La Corte Suprema de Justicia de la Nación rechazó un recurso extraordinario y confirmó la condena a ocho años de prisión impuesta a un policía por su participación en la detención ilegal y las torturas infligidas a Alexis Alejandro Meyer en junio de 2013 en la seccional 13 de Firmat, provincia de Santa Fe.
Según los hechos reconstruidos en la causa, Meyer, que circulaba en bicicleta con su novia, fue detenido sin orden ni justificación por dos agentes y trasladado a la dependencia bajo el pretexto de “averiguación de antecedentes”.
La decisión refuerza la calificación de los hechos como privación abusiva de la libertad e imposición de torturas, delitos de mayor gravedad que la inicial de apremios ilegales agravados.
En el patio de la comisaría, los policías lo sometieron a una serie de vejaciones graves con el objetivo de obtener información sobre un grupo dedicado al robo de lápidas en el cementerio local.
El caso, que involucró a seis efectivos de la Unidad Regional VIII, culminó con la ratificación por parte de la Corte Suprema provincial y, ahora, con la desestimación definitiva del máximo tribunal nacional.
La decisión refuerza la calificación de los hechos como privación abusiva de la libertad e imposición de torturas, delitos de mayor gravedad que la inicial de apremios ilegales agravados.
Los antecedentes del caso se remontan al 29 de junio de 2013. Meyer fue interceptado en la vía pública y conducido a la comisaría 13ª de Firmat. Una vez allí, “lo obligaron a desnudarse, se turnaron para golpearlo una y otra vez, lo hicieron parar sobre una rejilla, y lo mojaron con una manguera que también le colocaron en la boca, lo cual le provocó vómitos”.
Posteriormente, “con un palo de escoba que tenía atado un cable pelado, lo ‘picanearon’ mientras lo amenazaban con empalarlo y matarlo”.
El joven logró escapar desnudo y fue auxiliado por un vecino.

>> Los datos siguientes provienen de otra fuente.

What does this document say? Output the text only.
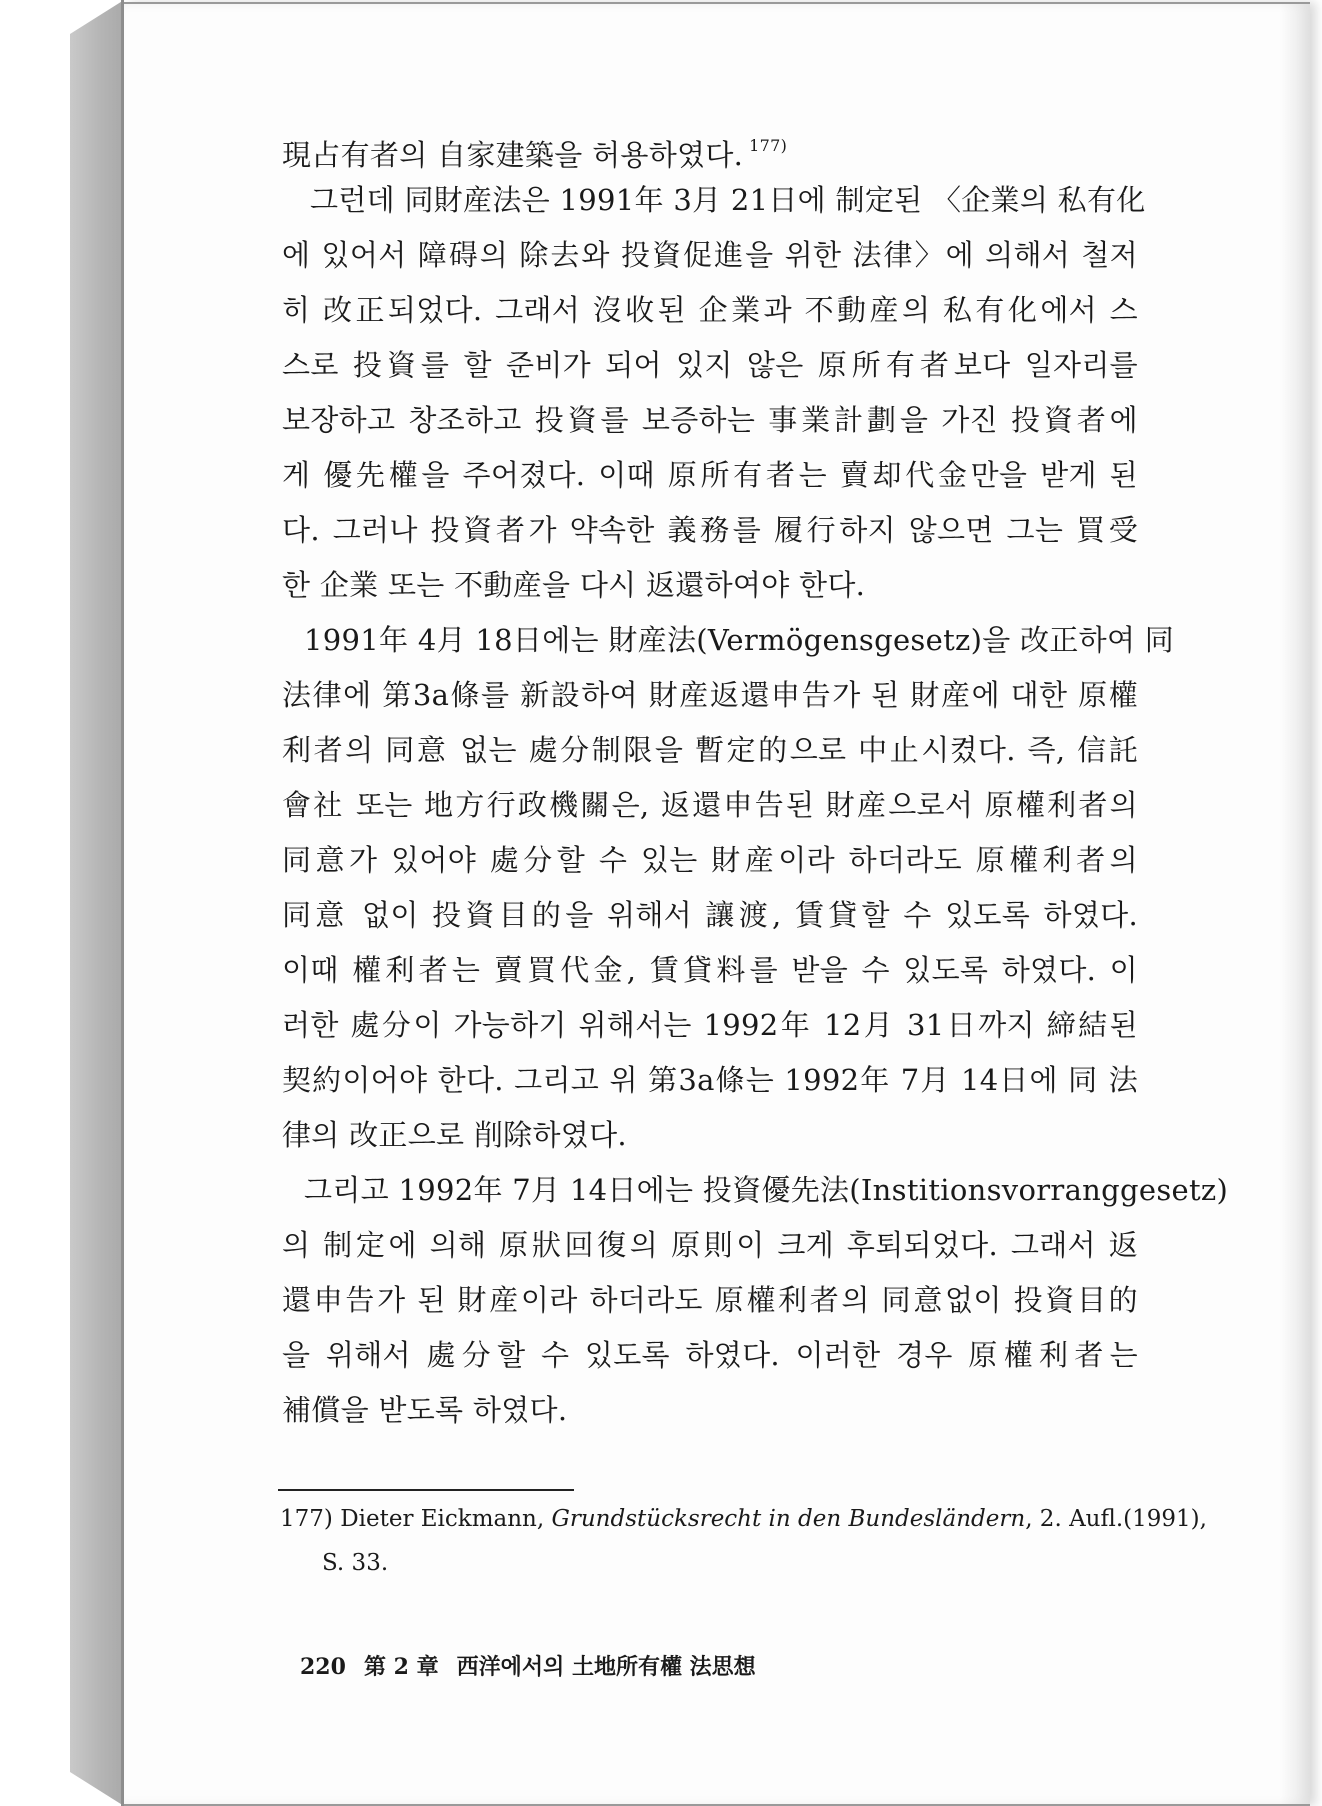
現占有者의 自家建築을 허용하였다. $^{177)}$
그런데 同財産法은 1991年 3月 21日에 制定된 〈企業의 私有化
에 있어서 障碍의 除去와 投資促進을 위한 法律〉에 의해서 철저
히 改正되었다. 그래서 沒收된 企業과 不動産의 私有化에서 스
스로 投資를 할 준비가 되어 있지 않은 原所有者보다 일자리를
보장하고 창조하고 投資를 보증하는 事業計劃을 가진 投資者에
게 優先權을 주어졌다. 이때 原所有者는 賣却代金만을 받게 된
다. 그러나 投資者가 약속한 義務를 履行하지 않으면 그는 買受
한 企業 또는 不動産을 다시 返還하여야 한다.
1991年 4月 18日에는 財産法(Vermögensgesetz)을 改正하여 同
法律에 第3a條를 新設하여 財産返還申告가 된 財産에 대한 原權
利者의 同意 없는 處分制限을 暫定的으로 中止시켰다. 즉, 信託
會社 또는 地方行政機關은, 返還申告된 財産으로서 原權利者의
同意가 있어야 處分할 수 있는 財産이라 하더라도 原權利者의
同意 없이 投資目的을 위해서 讓渡, 賃貸할 수 있도록 하였다.
이때 權利者는 賣買代金, 賃貸料를 받을 수 있도록 하였다. 이
러한 處分이 가능하기 위해서는 1992年 12月 31日까지 締結된
契約이어야 한다. 그리고 위 第3a條는 1992年 7月 14日에 同 法
律의 改正으로 削除하였다.
그리고 1992年 7月 14日에는 投資優先法(Institionsvorranggesetz)
의 制定에 의해 原狀回復의 原則이 크게 후퇴되었다. 그래서 返
還申告가 된 財産이라 하더라도 原權利者의 同意없이 投資目的
을 위해서 處分할 수 있도록 하였다. 이러한 경우 原權利者는
補償을 받도록 하였다.
177) Dieter Eickmann, Grundstücksrecht in den Bundesländern, 2. Aufl.(1991),
S. 33.
220 第 2 章 西洋에서의 土地所有權 法思想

Reconoció a los responsables: los policías Jorge Sotelo, Matías Bustos, Walter Aguiar, Alejandro Coppeti, Juan José Zanel y el comisario Edgardo Raúl Alé.

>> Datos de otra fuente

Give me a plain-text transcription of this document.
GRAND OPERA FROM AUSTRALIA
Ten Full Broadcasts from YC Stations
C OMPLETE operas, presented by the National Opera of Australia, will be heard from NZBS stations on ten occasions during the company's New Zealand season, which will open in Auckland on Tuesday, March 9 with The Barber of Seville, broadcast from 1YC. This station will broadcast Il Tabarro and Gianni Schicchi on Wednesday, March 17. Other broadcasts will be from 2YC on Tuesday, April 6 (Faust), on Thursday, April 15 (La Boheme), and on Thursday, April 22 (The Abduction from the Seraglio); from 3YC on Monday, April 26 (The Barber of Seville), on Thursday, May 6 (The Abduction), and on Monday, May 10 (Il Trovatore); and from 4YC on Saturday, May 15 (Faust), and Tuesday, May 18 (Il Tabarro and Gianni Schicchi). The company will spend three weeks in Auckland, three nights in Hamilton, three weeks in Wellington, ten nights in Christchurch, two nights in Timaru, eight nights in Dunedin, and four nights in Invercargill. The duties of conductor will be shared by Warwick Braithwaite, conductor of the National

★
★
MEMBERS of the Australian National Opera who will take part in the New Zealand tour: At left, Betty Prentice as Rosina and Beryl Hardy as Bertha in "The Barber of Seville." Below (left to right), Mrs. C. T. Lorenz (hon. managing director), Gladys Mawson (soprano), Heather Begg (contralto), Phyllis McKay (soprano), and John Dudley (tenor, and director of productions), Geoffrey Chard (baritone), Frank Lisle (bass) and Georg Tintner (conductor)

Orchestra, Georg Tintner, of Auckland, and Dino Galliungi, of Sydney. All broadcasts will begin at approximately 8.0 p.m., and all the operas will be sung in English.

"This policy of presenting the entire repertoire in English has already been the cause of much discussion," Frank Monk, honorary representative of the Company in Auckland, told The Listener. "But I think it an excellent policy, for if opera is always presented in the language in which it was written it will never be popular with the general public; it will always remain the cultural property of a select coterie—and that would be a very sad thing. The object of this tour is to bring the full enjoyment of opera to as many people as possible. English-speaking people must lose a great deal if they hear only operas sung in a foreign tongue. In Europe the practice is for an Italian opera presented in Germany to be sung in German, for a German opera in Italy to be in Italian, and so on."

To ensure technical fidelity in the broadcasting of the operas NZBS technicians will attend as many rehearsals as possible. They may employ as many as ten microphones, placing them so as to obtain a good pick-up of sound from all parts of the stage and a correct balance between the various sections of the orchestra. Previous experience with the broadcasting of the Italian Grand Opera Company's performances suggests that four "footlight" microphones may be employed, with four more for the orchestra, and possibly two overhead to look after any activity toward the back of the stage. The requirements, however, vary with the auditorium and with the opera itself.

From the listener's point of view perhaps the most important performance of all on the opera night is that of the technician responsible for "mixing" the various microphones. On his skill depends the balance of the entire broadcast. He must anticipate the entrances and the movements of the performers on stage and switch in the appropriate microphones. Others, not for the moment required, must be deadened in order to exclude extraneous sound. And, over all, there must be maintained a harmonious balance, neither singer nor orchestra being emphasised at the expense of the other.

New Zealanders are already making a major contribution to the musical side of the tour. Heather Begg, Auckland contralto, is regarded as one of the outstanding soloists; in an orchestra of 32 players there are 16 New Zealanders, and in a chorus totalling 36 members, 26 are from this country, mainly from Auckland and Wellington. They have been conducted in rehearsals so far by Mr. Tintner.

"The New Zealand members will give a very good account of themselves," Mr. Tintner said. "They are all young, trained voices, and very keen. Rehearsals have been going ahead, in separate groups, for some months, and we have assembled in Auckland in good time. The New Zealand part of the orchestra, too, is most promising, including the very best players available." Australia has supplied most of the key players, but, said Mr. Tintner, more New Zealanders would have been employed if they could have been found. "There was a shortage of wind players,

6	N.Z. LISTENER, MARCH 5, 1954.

En primera instancia, un juez de Sentencia de Melincué dictó en 2015 condenas más leves: Bustos, Coppeti, Aguiar y Zanel recibieron tres años y tres meses de prisión y seis años y medio de inhabilitación como coautores del delito de apremios ilegales agravados.
A Sotelo se le impusieron tres años y medio de prisión y siete de inhabilitación, más falsedad ideológica. El comisario Alé fue condenado a cuatro años de prisión y ocho de inhabilitación como coautor de apremios ilegales y partícipe necesario de falsedad ideológica.
Tanto la fiscalía como la querella apelaron. En 2017, un tribunal de segunda instancia modificó la calificación legal a “privación abusiva de la libertad e imposición de torturas” y elevó las penas a ocho años de prisión.
Sin embargo, en 2018 otra sala del Colegio de Cámara de Apelación de Rosario revocó esa decisión y restableció las condenas originales.
En 2023, la Corte Suprema de Justicia de Santa Fe anuló esa sentencia y ordenó un nuevo pronunciamiento. En febrero de 2024, un tribunal volvió a imponer la pena de ocho años, ratificada en septiembre de ese año por la corte provincial.